Attendu qu'aucun des protagonistes et témoin n'a indiqué avoir été gêné par le soleil couchant et qu'en conséquence il n'est nullement établi, comme l'allègue M. Fabian X... dans ses conclusions, que le soleil aurait " pu avoir un rôle perturbateur " (page 6, 5ème paragraphe).

Attendu que M. Fabian X... affirme qu'il circulait sur la RD 907 en provenance d'APT et en direction de MANOSQUE et qu'arrivé à l'intersection avec le CD 6 il est entré en collision avec l'automobile conduite par M. Tahar Y... qui circulait en sens inverse sur la même RD 907 et qui tournait à gauche pour s'engager dans le CD 6 en direction de PIERREVERT.

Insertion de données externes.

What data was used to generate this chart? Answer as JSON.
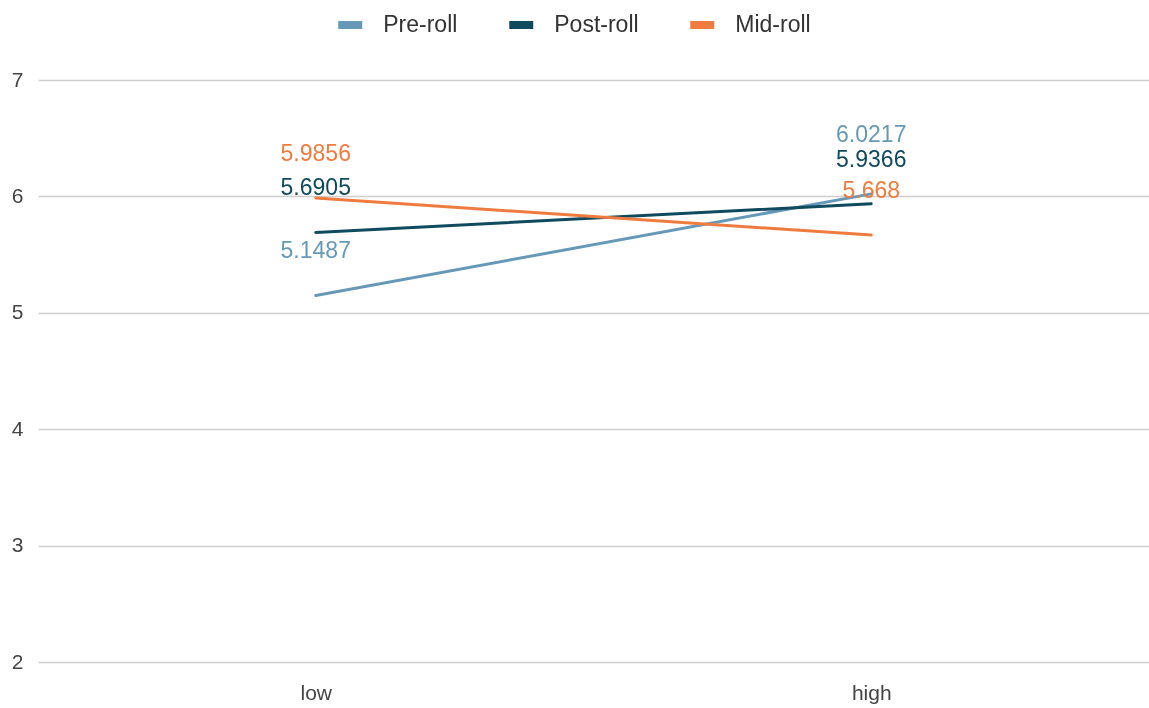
{
  "chart_data": {
    "type": "line",
    "categories": [
      "low",
      "high"
    ],
    "series": [
      {
        "name": "Pre-roll",
        "color": "#6699b8",
        "values": [
          5.1487,
          6.0217
        ]
      },
      {
        "name": "Post-roll",
        "color": "#0f4a5e",
        "values": [
          5.6905,
          5.9366
        ]
      },
      {
        "name": "Mid-roll",
        "color": "#f07b3f",
        "values": [
          5.9856,
          5.668
        ]
      }
    ],
    "ylim": [
      2,
      7
    ],
    "yticks": [
      2,
      3,
      4,
      5,
      6,
      7
    ],
    "grid": "y",
    "legend": "top",
    "data_labels": true
  }
}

Attendu que M. Tahar Y... affirme, pour sa part, que M. Fabian X... l'a heurté de face, que dans une seconde déposition effectuée le 30 mai 2006, il précise que M. Fabian X... ne circulait pas sur la RD 907 en sens inverse mais venait de PIERREVERT sur le CD 6 et avait contourné l'ilôt directionnel sur la gauche, en sens inverse.

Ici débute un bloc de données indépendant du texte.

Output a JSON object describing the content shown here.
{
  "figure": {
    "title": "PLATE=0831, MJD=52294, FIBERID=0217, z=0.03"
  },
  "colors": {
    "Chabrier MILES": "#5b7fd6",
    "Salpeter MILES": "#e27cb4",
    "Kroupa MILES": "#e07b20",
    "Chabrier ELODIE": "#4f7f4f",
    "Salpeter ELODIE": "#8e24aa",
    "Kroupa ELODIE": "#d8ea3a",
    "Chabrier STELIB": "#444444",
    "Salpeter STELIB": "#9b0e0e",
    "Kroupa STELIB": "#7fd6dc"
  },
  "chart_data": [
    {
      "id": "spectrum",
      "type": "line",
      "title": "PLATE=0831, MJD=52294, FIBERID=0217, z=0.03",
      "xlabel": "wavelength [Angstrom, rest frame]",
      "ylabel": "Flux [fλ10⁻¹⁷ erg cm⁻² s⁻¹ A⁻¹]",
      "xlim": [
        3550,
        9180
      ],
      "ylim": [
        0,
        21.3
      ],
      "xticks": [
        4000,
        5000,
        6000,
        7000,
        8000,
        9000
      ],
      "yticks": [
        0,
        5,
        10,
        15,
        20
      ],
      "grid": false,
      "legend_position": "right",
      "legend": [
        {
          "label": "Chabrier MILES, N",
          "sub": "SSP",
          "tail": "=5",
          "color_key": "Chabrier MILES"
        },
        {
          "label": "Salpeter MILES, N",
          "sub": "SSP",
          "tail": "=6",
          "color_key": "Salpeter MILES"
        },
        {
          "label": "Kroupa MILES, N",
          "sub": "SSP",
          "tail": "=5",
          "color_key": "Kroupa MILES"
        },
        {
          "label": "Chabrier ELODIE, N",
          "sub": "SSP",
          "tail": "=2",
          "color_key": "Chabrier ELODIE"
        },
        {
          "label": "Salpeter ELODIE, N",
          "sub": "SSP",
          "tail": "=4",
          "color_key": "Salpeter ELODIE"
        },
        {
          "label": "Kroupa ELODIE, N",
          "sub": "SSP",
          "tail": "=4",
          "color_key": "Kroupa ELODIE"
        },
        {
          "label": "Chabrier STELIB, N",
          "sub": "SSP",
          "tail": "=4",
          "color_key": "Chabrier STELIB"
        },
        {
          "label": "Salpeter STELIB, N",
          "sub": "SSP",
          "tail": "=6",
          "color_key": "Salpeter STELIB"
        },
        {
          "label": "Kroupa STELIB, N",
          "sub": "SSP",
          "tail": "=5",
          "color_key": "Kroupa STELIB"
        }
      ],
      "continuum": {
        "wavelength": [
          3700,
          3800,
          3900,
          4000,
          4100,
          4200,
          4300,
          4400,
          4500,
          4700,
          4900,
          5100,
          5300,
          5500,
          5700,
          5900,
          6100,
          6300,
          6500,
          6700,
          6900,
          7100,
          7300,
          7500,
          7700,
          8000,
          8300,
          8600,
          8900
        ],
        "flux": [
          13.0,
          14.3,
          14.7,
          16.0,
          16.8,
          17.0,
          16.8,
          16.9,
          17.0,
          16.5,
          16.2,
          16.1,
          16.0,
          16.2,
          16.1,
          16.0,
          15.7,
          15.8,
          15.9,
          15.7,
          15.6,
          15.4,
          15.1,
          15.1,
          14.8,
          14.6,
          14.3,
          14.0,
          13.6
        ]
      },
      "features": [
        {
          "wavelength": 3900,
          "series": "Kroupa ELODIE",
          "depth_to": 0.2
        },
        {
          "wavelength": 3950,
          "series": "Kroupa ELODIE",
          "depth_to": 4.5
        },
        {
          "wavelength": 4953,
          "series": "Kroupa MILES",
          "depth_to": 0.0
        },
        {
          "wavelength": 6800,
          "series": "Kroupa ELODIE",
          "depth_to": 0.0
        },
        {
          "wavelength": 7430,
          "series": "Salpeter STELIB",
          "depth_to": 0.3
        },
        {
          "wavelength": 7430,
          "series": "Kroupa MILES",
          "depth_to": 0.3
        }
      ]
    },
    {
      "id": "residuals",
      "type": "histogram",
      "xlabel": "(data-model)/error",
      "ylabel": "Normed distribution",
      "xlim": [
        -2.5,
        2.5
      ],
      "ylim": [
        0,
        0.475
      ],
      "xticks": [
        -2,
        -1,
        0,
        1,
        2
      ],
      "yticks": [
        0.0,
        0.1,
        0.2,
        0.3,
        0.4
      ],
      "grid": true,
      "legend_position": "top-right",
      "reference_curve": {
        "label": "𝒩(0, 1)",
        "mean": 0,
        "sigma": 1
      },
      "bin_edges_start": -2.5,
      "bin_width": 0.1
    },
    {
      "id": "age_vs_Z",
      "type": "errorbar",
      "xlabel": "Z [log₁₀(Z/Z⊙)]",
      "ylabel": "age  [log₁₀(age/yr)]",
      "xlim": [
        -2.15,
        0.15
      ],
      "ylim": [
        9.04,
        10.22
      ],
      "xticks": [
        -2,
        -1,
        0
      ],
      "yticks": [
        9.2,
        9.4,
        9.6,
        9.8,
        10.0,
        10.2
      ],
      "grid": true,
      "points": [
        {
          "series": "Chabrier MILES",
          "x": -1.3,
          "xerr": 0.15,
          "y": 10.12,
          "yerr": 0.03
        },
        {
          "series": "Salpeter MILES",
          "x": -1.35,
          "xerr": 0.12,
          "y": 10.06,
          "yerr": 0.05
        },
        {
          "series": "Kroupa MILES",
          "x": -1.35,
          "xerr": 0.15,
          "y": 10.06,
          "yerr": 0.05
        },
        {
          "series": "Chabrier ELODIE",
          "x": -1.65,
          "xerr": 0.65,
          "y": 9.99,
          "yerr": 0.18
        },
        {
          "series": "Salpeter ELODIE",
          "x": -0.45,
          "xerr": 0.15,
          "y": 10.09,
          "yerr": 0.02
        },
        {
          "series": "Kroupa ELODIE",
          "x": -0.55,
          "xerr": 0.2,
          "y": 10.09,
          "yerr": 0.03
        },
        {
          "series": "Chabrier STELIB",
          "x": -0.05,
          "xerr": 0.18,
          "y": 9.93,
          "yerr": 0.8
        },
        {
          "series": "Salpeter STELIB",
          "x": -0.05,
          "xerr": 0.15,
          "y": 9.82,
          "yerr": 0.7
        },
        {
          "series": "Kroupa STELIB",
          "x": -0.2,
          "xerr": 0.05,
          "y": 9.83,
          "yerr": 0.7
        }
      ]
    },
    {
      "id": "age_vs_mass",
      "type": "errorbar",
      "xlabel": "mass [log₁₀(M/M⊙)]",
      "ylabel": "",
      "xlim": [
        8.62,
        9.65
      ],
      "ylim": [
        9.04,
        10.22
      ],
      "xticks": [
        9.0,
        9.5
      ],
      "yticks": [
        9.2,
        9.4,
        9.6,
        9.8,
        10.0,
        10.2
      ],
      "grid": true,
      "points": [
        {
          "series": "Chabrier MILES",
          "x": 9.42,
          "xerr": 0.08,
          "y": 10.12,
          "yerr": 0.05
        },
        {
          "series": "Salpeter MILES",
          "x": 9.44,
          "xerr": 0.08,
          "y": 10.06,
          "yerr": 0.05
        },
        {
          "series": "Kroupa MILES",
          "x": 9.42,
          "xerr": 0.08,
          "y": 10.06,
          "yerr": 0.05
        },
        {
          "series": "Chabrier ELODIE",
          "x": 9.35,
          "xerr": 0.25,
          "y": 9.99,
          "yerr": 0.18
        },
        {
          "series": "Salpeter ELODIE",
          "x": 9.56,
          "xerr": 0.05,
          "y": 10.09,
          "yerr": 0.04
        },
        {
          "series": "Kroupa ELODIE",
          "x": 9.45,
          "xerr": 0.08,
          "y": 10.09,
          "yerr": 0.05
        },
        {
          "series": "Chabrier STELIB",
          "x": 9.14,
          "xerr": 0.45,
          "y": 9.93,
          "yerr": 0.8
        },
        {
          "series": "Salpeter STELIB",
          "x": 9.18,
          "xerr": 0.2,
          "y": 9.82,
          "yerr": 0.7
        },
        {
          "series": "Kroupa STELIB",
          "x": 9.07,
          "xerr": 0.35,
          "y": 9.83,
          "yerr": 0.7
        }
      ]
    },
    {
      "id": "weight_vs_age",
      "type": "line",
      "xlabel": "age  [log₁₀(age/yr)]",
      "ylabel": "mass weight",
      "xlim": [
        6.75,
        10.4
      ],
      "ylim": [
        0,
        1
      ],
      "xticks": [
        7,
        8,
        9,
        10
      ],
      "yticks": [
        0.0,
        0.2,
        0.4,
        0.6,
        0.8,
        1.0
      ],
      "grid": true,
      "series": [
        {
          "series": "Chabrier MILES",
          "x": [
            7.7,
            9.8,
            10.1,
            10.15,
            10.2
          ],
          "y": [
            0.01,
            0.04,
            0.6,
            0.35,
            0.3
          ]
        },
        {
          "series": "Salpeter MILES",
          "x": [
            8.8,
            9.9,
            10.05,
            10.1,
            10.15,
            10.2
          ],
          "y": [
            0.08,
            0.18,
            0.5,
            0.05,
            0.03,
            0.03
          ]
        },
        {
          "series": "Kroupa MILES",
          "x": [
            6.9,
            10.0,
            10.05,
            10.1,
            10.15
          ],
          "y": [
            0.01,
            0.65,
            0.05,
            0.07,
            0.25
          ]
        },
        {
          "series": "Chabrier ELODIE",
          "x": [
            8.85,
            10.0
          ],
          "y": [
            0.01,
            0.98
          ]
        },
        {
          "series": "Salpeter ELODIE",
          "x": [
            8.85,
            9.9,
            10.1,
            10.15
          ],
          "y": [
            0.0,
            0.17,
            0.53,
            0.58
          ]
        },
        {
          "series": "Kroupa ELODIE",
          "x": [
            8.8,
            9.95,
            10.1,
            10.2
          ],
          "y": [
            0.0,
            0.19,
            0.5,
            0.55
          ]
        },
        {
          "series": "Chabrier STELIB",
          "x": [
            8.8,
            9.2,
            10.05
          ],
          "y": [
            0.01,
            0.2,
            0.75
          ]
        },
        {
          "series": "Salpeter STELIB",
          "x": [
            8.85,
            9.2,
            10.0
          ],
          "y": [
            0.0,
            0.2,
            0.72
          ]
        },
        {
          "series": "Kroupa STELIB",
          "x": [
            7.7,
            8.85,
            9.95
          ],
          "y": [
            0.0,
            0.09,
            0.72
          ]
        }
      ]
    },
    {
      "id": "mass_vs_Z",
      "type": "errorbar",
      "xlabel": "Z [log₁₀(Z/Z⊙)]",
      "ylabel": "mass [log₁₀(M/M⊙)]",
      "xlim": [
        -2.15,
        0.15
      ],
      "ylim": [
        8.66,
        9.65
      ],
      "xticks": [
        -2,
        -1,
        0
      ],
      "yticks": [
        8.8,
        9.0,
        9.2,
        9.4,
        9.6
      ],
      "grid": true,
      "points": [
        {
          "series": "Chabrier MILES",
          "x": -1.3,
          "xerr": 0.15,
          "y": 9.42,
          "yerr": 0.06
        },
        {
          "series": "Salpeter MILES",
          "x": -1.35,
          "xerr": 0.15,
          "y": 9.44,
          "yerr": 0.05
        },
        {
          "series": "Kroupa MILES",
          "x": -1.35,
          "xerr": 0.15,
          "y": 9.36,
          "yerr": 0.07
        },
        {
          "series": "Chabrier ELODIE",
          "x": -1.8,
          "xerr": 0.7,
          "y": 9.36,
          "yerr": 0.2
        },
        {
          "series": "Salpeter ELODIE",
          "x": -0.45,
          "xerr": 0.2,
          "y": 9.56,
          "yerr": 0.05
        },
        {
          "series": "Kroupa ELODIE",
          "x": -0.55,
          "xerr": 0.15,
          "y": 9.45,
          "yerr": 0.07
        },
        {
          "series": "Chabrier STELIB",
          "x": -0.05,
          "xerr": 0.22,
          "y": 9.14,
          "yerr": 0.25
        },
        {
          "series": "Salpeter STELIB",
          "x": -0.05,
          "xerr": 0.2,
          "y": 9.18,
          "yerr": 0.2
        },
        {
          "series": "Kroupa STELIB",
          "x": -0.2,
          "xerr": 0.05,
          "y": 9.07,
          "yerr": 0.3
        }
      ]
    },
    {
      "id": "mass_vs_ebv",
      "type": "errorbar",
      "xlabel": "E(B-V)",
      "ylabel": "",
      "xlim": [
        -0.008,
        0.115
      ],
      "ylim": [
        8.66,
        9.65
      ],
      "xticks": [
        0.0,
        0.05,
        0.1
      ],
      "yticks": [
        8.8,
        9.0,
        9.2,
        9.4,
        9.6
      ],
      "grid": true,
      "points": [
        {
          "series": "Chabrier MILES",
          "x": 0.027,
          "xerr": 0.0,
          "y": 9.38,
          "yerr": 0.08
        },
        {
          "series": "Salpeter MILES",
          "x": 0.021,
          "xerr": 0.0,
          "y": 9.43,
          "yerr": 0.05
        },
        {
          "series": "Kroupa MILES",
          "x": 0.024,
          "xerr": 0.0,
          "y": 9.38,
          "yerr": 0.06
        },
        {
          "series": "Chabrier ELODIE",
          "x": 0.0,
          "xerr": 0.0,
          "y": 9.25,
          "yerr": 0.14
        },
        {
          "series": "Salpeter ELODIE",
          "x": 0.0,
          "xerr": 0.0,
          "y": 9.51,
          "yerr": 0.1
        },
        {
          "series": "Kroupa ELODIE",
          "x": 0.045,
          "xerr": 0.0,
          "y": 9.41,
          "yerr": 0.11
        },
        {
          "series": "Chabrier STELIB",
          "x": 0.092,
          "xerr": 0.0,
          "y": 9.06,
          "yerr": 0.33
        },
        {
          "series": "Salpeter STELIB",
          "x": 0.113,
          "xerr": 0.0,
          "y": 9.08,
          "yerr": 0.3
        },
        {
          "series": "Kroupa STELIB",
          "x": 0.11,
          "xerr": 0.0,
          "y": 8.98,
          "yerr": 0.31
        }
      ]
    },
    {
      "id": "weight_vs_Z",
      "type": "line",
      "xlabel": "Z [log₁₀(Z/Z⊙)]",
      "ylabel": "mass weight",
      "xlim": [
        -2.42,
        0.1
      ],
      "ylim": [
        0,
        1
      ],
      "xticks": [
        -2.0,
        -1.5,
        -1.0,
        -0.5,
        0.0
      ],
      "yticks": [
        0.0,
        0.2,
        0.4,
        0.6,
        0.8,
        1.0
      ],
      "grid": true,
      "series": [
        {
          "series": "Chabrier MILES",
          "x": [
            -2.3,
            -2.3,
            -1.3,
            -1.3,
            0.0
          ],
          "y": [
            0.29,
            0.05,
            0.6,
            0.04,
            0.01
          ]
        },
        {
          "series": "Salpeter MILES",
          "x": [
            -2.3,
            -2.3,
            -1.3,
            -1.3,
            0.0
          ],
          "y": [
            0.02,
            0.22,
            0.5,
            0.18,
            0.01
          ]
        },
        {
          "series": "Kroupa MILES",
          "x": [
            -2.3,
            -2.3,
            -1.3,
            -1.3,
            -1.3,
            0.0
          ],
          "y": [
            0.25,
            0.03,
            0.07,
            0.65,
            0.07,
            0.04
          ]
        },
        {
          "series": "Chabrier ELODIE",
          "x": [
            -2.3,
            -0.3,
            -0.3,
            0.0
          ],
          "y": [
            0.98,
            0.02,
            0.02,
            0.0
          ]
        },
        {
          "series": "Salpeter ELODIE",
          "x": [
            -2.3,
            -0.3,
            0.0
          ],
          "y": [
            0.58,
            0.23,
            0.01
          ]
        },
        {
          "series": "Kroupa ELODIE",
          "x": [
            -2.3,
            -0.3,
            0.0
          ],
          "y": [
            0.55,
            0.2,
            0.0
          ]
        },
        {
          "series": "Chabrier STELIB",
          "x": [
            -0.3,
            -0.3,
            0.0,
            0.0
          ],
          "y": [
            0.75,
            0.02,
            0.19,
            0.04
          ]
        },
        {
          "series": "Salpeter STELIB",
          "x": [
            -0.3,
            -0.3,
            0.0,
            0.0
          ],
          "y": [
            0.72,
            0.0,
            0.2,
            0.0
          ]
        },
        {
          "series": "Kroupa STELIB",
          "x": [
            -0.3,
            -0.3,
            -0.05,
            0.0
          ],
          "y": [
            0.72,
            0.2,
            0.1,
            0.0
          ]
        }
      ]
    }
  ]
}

Attendu que contrairement à ce qu'allègue M. Fabian X..., les deux dépositions de M. Tahar Y... ne sont nullement contradictoires, la première étant simplement succincte et la deuxième venant apporter davantage de précisions sur les circonstances de l'accident.

Attendu par ailleurs qu'il existe un témoin de l'accident, Mme Isabelle D... épouse E... qui circulait au volant de son véhicule dans le même sens de circulation que M. Tahar Y..., derrière lui, qu'à l'intersection avec le CD 6, alors que ce dernier avait mis son clignotant pour signaler son changement de direction vers la gauche pour prendre le CD 6, elle a commencé à le dépasser sur la droite pour continuer tout droit en direction d'APT, qu'elle affirme, de façon formelle, que M. Fabian X... venait, quant à lui, de PIERREVERT sur le CD 6.

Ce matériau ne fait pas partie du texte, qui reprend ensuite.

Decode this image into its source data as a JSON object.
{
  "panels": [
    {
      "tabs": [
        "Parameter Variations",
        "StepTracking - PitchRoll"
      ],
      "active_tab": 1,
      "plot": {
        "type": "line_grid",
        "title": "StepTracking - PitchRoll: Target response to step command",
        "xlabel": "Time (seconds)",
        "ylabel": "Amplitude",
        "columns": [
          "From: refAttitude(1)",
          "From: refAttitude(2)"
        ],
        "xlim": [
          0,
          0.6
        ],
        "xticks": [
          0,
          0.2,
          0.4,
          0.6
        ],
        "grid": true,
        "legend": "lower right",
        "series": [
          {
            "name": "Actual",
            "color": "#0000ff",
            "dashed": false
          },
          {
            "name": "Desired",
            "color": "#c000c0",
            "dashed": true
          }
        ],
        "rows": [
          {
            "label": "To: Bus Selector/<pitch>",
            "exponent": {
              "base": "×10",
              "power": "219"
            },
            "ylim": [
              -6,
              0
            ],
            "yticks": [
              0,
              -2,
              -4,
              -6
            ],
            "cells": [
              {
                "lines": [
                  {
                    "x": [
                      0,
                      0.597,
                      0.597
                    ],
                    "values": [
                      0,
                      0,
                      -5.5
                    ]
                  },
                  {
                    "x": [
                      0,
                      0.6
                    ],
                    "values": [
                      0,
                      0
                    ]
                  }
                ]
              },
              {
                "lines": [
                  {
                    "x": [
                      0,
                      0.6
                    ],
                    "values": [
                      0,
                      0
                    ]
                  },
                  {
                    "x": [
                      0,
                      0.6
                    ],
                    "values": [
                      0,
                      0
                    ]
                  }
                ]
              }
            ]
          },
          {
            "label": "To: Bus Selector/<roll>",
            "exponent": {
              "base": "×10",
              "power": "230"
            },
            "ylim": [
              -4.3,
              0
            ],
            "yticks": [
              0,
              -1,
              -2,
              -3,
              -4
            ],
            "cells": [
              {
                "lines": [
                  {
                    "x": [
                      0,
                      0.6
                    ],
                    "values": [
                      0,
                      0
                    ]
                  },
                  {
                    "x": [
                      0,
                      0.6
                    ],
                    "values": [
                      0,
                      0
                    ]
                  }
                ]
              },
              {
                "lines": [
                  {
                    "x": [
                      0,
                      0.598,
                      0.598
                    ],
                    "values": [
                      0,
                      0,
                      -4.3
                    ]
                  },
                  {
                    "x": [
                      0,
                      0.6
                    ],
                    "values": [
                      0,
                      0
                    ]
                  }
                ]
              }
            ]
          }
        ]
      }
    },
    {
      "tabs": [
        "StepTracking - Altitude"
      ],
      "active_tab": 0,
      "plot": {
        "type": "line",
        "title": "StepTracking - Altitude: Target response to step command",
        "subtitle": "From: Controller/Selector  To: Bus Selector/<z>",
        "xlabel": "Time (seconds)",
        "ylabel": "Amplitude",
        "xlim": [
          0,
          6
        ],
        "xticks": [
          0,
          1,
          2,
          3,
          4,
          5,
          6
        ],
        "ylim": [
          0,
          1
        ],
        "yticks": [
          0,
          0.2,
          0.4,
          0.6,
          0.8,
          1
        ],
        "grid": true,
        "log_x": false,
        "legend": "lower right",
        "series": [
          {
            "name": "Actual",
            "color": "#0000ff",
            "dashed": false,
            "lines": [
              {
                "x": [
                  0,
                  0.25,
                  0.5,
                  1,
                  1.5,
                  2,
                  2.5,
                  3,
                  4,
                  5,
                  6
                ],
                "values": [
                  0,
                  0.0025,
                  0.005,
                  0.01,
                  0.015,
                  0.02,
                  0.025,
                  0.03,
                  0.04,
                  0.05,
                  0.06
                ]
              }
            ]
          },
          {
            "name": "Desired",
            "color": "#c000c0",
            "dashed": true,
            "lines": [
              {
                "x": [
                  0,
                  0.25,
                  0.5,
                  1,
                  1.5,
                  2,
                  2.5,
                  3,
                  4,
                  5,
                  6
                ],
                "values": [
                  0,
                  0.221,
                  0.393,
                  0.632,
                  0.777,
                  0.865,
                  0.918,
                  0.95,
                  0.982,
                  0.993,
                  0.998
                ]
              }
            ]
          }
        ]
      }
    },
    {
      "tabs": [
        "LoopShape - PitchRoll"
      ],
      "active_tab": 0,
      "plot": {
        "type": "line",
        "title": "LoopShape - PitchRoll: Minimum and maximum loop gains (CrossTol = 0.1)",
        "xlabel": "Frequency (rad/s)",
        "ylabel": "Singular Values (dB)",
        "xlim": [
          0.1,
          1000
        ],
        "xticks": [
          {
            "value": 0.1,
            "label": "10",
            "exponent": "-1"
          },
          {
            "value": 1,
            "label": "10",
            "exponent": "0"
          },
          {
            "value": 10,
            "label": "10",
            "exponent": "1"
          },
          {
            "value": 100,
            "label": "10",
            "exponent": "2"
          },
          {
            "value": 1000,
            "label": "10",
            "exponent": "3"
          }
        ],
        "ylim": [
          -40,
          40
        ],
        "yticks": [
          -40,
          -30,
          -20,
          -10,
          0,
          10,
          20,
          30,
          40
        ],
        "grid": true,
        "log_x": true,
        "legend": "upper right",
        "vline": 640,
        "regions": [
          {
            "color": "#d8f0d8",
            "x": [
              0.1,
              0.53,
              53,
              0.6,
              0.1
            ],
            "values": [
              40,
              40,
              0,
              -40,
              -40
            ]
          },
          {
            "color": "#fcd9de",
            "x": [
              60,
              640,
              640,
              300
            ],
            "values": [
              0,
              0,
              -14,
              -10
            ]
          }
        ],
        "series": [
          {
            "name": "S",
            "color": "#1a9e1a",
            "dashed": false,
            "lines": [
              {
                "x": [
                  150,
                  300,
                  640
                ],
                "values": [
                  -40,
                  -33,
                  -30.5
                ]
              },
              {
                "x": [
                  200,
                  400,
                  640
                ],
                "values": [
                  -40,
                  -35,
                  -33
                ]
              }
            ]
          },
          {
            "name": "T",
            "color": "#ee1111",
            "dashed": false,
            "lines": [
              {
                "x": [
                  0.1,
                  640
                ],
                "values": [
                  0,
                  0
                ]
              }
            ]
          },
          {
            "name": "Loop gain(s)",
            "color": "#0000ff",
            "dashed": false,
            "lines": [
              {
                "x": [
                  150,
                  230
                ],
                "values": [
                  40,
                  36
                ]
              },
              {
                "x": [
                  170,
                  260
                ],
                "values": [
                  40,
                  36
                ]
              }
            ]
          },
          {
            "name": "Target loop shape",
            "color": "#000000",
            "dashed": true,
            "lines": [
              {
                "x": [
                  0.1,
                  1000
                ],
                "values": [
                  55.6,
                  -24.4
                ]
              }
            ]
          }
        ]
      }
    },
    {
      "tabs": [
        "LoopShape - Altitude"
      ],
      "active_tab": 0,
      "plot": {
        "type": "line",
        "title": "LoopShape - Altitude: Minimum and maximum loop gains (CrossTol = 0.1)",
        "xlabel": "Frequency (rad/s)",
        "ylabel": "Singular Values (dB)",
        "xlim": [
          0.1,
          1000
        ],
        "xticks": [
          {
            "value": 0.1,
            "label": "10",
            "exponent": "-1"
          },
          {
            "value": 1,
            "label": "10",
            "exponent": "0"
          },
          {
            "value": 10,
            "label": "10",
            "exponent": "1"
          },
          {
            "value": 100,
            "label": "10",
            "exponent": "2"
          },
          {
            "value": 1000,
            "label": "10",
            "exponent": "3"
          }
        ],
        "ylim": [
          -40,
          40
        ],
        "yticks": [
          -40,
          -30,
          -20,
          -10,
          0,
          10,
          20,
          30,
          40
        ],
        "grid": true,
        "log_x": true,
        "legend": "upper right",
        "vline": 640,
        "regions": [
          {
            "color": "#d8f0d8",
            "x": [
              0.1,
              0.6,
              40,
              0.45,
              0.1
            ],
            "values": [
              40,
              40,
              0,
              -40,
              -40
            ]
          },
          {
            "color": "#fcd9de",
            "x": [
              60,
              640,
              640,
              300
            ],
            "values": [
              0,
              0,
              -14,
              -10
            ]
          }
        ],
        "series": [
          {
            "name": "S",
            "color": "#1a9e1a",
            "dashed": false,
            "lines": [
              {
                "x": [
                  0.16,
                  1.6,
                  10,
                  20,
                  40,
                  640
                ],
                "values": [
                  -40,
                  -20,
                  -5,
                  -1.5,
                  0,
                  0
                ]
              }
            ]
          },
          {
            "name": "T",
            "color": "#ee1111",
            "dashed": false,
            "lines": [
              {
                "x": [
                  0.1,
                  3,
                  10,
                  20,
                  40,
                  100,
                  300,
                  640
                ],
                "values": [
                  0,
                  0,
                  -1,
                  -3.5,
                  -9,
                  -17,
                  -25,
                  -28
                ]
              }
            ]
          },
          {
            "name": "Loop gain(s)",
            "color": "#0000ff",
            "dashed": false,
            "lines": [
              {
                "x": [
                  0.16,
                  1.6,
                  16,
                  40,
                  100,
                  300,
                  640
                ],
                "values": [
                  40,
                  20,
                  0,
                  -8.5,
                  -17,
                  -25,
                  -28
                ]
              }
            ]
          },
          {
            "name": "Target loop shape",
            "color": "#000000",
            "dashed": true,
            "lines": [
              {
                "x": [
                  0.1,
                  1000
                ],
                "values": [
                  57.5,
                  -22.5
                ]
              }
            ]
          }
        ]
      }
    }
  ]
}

Attendu que rien ne permet d'affirmer, comme l'allègue M. Fabian X..., que ce témoin aurait eu sa visibilité gênée par le soleil, qu'en outre le fait que Mme Isabelle D... épouse E... circulait derrière M. Tahar Y... ne l'empêchait pas de voir autour d'elle étant observé que le véhicule de M. Tahar Y... est une berline de type Ford Mondeo dont le gabarit ne bouche pas la vue aux véhicules qui le suivent et que la configuration des lieux, telle qu'elle résulte des photographies produites aux débats, montre que le carrefour est situé sur une zone plane, particulièrement dégagée, sans aucun obstacle de nature à gêner la visibilité.

Attendu en conséquence que le témoignage de Mme Isabelle D... épouse E... est particulièrement circonstancié et crédible et vient confirmer la version de M. Tahar Y... selon laquelle M. Fabian X... circulait sur le CD 6 en provenance de PIERREVERT.

Attendu que l'examen des photographies des deux engins prises après l'accident montre que le point de choc du véhicule de M. Tahar Y... a eu lieu à l'avant gauche et que, pour la motocyclette de M. Fabian X..., il s'agit également d'un point de choc avant, qu'on est donc bien en présence d'un choc frontal des deux engins, venant encore confirmer les versions de M. Tahar Y... et de Mme Isabelle D... épouse E..., alors que dans la version de M. Fabian X... où, selon lui, le véhicule de M. Tahar Y... lui aurait coupé la route pour tourner à gauche devant lui, le point de choc aurait nécessairement dû se porter sur le côté droit du véhicule de M. Tahar Y....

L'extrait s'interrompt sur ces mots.